None that ties anyone with Russian collusion with our election. Not a single charge.

I’ll accept “no proof”

No you wont the media wont you just will not no matter how it is debunked or the proof that there was an international effort led by the CIA and FBI to frame members of the Trump team and thus frame Trump. Yes the head of Brittish intelligence was roped in. You will never ever accept it.

Mueller isn’t running random. He’s zeroing in. If something is there at the center, he’ll find it. If nothing is, we’ll know there was a methodical search made. Collusion is still an open question; a serious attack by Russia on our nation’s democratic process is not. I know for a fact that we have a President who denied this until he was forced to grudgingly admit it, because that’s what happened.

@Greg: The most serious attack came from inside that is something even if everything is disclosed you wont accept.
They opened an investigation on a sitting President, with no evidence, it isnt their job to do that just because they dont like his politics, do you get that? Did your banana republic education not teach you policing and intelligence agencies that are under the President dont create coups over political differences?

@Greg:

That’s what Special Counsel Robert Mueller was tasked with finding out.

And after two years and $30 million he still doesn’t know what a fact is. This is because he can’t find the “facts” he is specifically looking for. He is not seeking the truth; he is seeking something he can USE. He will, apparently, KEEP looking until he finds it or can simply use an “investigation” as a sign of implied guilt.

The reason there’s an investigation to begin with is because there are too many things suggestive of collusion to be ignored.

Like what? A salacious dossier no one will even bother to try and verify because they all know it is totally false? A meeting with a Russian Democrats let into the country, briefed and debriefed before and after the meeting and was invited by Democrats to sit with them at Congressional hearings? What was the “suggestive” evidence other than what Democrats themselves created? Here, let me answer that… NOTHING. Nothing at all.

The Uranium One tale actually makes very little sense. Multiple verifiable facts must be ignored to believe that the story is credible.

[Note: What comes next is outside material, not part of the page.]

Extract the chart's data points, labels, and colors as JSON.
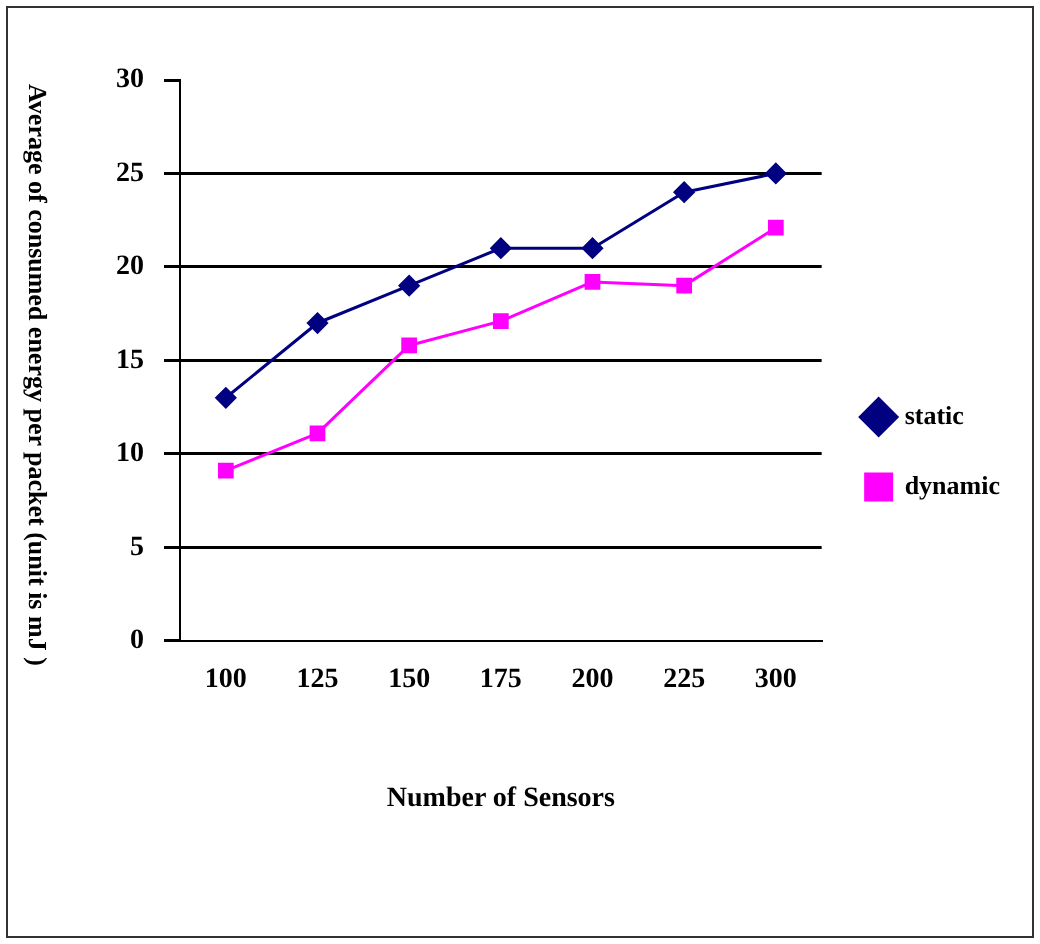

There has been NOTHING to indicate we should have worried about Trump colluding with Russians yet that has been the rage. Meanwhile, the Uranium One scandal is SMEARED with suspicious actions with LOTS of money changing hands in the most suspicious ways and suspicious times. Blowing that off as if it is a tinfoil hat conspiracy theory is absurd. All that reveals is how little interest you have in protecting this country, discovering facts or seeking justice.

I’ll accept “no proof” when Mueller announces that there is none.

I’m going to roll the dice here and say, No, you won’t.

@kitt:

@Greg: We have already determined it was Barry that allowed the uranium deal such the tresaonous lil bastid he was.

While it is absolutely true that Obama is just as culpable for supporting the sale of our uranium to a company known to be controlled by Russia, we don’t have the evidence of millions of dollars coming from Russia to Obama as we do with Hillary.